The contour is the important information for image recognition. The relevant researches showed that, for any object under specific conditions, the contour is a main factor to distinguish different objects; even for extremely similar objects, the local difference in the target contour is quite significant. For example, for the leaves under one tree, although their shapes are very similar, if all the leaves are unified, the features of their contours also have obvious differences. Therefore, compared with other commonly used image recognition algorithms, such as KL recognition algorithm, texture-based recognition algorithm, model-based recognition algorithm, and geometric feature-based recognition algorithm, only the image boundary shape information is required for the image contour-based recognition algorithm and different target images have different contours. Therefore, a transformation model with the secondary feature coding of the image boundary contour information from multiple aspects, the target image contour coding algorithm, was adopted in this paper.
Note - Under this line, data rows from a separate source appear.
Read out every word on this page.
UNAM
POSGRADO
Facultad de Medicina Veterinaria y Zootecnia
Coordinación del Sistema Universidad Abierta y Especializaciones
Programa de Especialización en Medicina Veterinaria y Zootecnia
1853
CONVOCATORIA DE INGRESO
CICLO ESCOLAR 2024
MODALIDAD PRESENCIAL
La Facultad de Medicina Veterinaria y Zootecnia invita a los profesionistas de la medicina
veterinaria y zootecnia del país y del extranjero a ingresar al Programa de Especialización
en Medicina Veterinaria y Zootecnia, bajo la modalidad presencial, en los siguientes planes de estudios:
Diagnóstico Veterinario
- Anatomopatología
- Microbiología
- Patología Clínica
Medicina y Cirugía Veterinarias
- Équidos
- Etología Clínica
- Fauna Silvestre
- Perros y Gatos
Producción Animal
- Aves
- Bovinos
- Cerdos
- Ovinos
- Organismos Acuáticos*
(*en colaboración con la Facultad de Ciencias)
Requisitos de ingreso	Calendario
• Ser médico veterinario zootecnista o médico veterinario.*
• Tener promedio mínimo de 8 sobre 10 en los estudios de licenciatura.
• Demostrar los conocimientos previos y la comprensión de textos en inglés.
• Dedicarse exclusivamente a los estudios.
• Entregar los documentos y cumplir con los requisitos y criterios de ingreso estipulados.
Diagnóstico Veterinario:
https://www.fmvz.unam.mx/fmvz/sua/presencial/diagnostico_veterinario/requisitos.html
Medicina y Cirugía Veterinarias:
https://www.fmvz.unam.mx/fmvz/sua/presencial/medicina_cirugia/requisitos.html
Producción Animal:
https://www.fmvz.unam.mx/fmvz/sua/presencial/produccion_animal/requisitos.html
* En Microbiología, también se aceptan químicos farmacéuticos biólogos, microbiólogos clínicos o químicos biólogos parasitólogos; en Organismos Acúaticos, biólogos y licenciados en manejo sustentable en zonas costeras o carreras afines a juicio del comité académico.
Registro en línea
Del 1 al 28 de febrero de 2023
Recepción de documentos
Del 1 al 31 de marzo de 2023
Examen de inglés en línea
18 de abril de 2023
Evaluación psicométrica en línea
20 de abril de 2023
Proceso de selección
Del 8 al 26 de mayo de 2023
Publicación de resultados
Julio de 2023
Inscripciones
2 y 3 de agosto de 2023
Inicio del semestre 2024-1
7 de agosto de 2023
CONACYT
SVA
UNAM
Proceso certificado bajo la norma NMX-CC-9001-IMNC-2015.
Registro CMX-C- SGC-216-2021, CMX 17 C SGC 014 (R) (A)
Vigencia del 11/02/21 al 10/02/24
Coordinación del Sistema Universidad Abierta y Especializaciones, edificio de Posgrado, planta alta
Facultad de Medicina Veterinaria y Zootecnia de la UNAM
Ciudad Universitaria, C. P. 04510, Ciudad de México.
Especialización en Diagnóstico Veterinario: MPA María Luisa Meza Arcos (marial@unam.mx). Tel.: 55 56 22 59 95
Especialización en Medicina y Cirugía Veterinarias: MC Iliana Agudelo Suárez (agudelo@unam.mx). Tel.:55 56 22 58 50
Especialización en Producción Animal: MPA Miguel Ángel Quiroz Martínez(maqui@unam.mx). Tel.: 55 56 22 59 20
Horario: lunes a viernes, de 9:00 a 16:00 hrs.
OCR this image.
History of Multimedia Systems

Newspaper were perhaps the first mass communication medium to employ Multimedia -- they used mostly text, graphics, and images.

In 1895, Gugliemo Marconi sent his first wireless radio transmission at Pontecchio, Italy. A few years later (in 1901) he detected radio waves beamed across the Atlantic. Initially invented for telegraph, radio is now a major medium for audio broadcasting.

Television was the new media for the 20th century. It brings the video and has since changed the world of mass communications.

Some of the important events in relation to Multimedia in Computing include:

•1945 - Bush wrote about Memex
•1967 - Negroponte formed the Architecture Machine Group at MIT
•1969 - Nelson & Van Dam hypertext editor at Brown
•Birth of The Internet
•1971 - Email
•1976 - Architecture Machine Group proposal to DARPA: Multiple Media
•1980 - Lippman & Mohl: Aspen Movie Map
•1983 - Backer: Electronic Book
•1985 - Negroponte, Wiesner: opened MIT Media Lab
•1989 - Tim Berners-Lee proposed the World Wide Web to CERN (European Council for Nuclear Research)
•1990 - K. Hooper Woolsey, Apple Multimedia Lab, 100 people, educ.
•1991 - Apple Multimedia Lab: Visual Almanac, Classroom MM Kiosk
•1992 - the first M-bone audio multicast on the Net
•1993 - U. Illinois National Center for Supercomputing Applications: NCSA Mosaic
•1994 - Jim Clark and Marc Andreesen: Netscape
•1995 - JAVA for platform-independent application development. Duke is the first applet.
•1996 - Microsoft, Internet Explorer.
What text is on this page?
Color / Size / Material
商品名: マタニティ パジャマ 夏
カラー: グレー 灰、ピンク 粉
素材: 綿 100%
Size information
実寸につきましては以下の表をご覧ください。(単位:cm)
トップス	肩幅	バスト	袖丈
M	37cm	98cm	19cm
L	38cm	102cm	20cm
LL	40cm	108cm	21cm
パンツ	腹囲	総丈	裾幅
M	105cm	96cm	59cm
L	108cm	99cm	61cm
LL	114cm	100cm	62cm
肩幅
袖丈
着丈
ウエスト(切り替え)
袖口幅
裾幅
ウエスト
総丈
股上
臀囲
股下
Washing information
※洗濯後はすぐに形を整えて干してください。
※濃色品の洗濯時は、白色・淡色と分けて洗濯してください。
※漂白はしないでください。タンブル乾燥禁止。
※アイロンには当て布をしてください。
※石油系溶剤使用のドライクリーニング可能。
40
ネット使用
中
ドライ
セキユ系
From the above coding experiments with global pixels of the image and the coding experiments with the image boundary contours in all directions based on the row set energy, it can be seen that, the coding features obtained from the coding process with the global pixels of the image were weak, could not reflect the features of the image fully, and might be lost under external interference; therefore, the anti-interference ability was poor. Thought the experiments with actual images and artificialimages, it could be seen that, for the coding with image boundary features, the coding methods in row, column, and oblique directions could better reflect the image features. It was undoubtedly an effective experiment in image feature extraction and recognition.

Data Availability

The data that support the findings of this study are available from the corresponding author.

Conflicts of Interest

The author declares no conflicts of interest.

Acknowledgments

The research was supported by Guangdong General Colleges and Universities (Natural Science) Special Innovation Projects of China (no. 2018GKTSCX060).